Thursday, 28 de March de 2024 ISSN 1519-7670 - Ano 24 - nº 1280

Um ano de rodadas do Ibope

MÍDIA & PESQUISAS

Chico Bruno (*)

O problema não é a pesquisa. O problema continua a ser a interpretação da pesquisa. Ao que parece, de nada adiantou o Ibope ter realizado dois seminários para jornalistas, um em São Paulo e outro no Rio de Janeiro, antes das eleições de 2000, ensinando como se lêem e interpretam as pesquisas, distribuindo inclusive uma pequena cartilha.

Essa constatação é possível quando lemos as matérias sobre as últimas pesquisas divulgadas. É incrível, mas a imprensa não se deu ao trabalho de detalhar historicamente os resultados e analisar as circunstâncias do período pesquisado. O que mais importou para os jornalistas políticos, com raras exceções, foi o empate em segundo lugar entre Serra e Garotinho, na pesquisa do Ibope realizada entre 17 e 19 de maio, com 2.000 entrevistados e margem de erro de 2,22%: Serra caiu dois pontos, ficando com 16%, e Garotinho manteve a pontuação anterior, de 16%.
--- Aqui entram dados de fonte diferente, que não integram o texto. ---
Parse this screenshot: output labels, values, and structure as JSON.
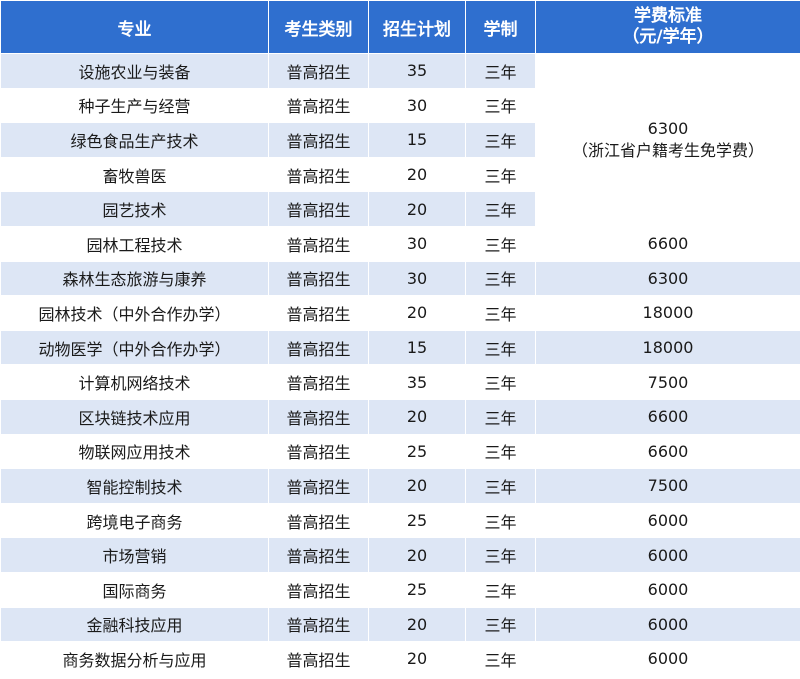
{
  "headers": {
    "major": "专业",
    "category": "考生类别",
    "plan": "招生计划",
    "years": "学制",
    "fee_line1": "学费标准",
    "fee_line2": "（元/学年）"
  },
  "merged_fee": {
    "amount": "6300",
    "note": "（浙江省户籍考生免学费）"
  },
  "rows": [
    {
      "major": "设施农业与装备",
      "category": "普高招生",
      "plan": "35",
      "years": "三年"
    },
    {
      "major": "种子生产与经营",
      "category": "普高招生",
      "plan": "30",
      "years": "三年"
    },
    {
      "major": "绿色食品生产技术",
      "category": "普高招生",
      "plan": "15",
      "years": "三年"
    },
    {
      "major": "畜牧兽医",
      "category": "普高招生",
      "plan": "20",
      "years": "三年"
    },
    {
      "major": "园艺技术",
      "category": "普高招生",
      "plan": "20",
      "years": "三年"
    },
    {
      "major": "园林工程技术",
      "category": "普高招生",
      "plan": "30",
      "years": "三年",
      "fee": "6600"
    },
    {
      "major": "森林生态旅游与康养",
      "category": "普高招生",
      "plan": "30",
      "years": "三年",
      "fee": "6300"
    },
    {
      "major": "园林技术（中外合作办学）",
      "category": "普高招生",
      "plan": "20",
      "years": "三年",
      "fee": "18000"
    },
    {
      "major": "动物医学（中外合作办学）",
      "category": "普高招生",
      "plan": "15",
      "years": "三年",
      "fee": "18000"
    },
    {
      "major": "计算机网络技术",
      "category": "普高招生",
      "plan": "35",
      "years": "三年",
      "fee": "7500"
    },
    {
      "major": "区块链技术应用",
      "category": "普高招生",
      "plan": "20",
      "years": "三年",
      "fee": "6600"
    },
    {
      "major": "物联网应用技术",
      "category": "普高招生",
      "plan": "25",
      "years": "三年",
      "fee": "6600"
    },
    {
      "major": "智能控制技术",
      "category": "普高招生",
      "plan": "20",
      "years": "三年",
      "fee": "7500"
    },
    {
      "major": "跨境电子商务",
      "category": "普高招生",
      "plan": "25",
      "years": "三年",
      "fee": "6000"
    },
    {
      "major": "市场营销",
      "category": "普高招生",
      "plan": "20",
      "years": "三年",
      "fee": "6000"
    },
    {
      "major": "国际商务",
      "category": "普高招生",
      "plan": "25",
      "years": "三年",
      "fee": "6000"
    },
    {
      "major": "金融科技应用",
      "category": "普高招生",
      "plan": "20",
      "years": "三年",
      "fee": "6000"
    },
    {
      "major": "商务数据分析与应用",
      "category": "普高招生",
      "plan": "20",
      "years": "三年",
      "fee": "6000"
    }
  ]
}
Ninguém se lembrou de noticiar que no dia 16 de maio foi exibido em todo o território nacional o programa de televisão do PSB, com 10 minutos de duração, e que o campo da pesquisa foi realizado nos três dias seguintes, o que demonstra que o programa de Garotinho não o favoreceu, ao contrário do de Lula, que imediatamente pesquisado fez com que o petista aumentasse sua pontuação em 11 pontos, segundo o mesmo Ibope. Essa análise foi completamente desprezada pela imprensa.

Importou muito mais a queda de dois pontos do Serra e seu empate com Garotinho, o que não quer dizer muita coisa, pois está na margem de erro da pesquisa; Serra pode ter mantido os 18% anteriores. Também não interessou à imprensa a análise de que, apesar de alvo de cerrado tiroteio, Serra saiu ileso, mantendo o mesmo patamar.

A imprensa continua a desprezar a leitura histórica das pesquisas. Tomando
por base os resultados das rodadas do Ibope no período de
junho de 2001 a maio de 2002, chega-se à seguinte conclusão:
Lula saiu de 28%,em junho de 2001 para 38% este mês, crescendo
no período 10 pontos. Serra saiu de 6% em junho de 2001 para
16% agora, subindo, também, 10 pontos. Garotinho, que começou
a ser pesquisado em setembro de 2001, saiu de 10% para 16%, subindo
6% nesse período; e Ciro, que tinha 12% em junho de 2001,
caiu para 10% este mês. Abaixo, o gráfico da série
histórica das pesquisas realizadas pelo Ibope.

Logo após a divulgação dos resultados da pesquisa realizada entre 17 e 19 de maio, o Ibope divulgou outra, feita entre 17 e 20 do mesmo mês, por encomenda da agência carioca Premiun, para seu cliente Garotinho, com intenção de avaliar o programa de TV exibido dia 16 de maio pelo PSB. Nela, Lula subiu para 42 pontos, e os outros mantiveram os mesmos números, com exceção de Ciro, que caiu mais dois pontos. Nessa pesquisa, o questionário trazia a pergunta estimulada antes da espontânea e, entre as duas, uma pergunta sobre o conhecimento dos candidatos. Pela diferença de questionário entre as demais, esse resultado não está sendo considerado nessa análise.

Quem perde é o leitor

Feito esse esclarecimento é hora de voltar à vaca fria. As pesquisas refletem o humor do momento pesquisado, e o gráfico demonstra isso. Basta ver que Lula começou essa série com 28%, chegou a 31% em dezembro de 2001, caiu para 24% em março deste ano, subiu para 35% em abril e chegou agora aos 38%. Durante esse período muita água rolou, como a ascensão e a queda de Roseana, o rompimento do PFL com o governo federal, a verticalização das coligações, as denúncias de arapongagem e propinagem contra Serra, a ascensão e a queda da aposentadoria precoce de Garotinho, as brigas da Frente Trabalhista de Ciro, entre outras escaramuças.

Nenhuma, contudo, contra Lula, que teve a seu favor um emotivo programa de televisão, que foi ao ar sem que ruídos atrapalhassem sua exibição ? ao contrário dos dois programas de Serra, o primeiro exibido justamente quando explodiu o caso Lunus e o segundo apresentado com as denúncias do suposto propinoduto da Vale do Rio Doce. E isso faz muita diferença numa pré-campanha eleitoral.

Infelizmente a imprensa brasileira não está nem aí para tudo o que foi analisado aqui, o que é uma pena, pois quem perde é o leitor, o ouvinte e o telespectador.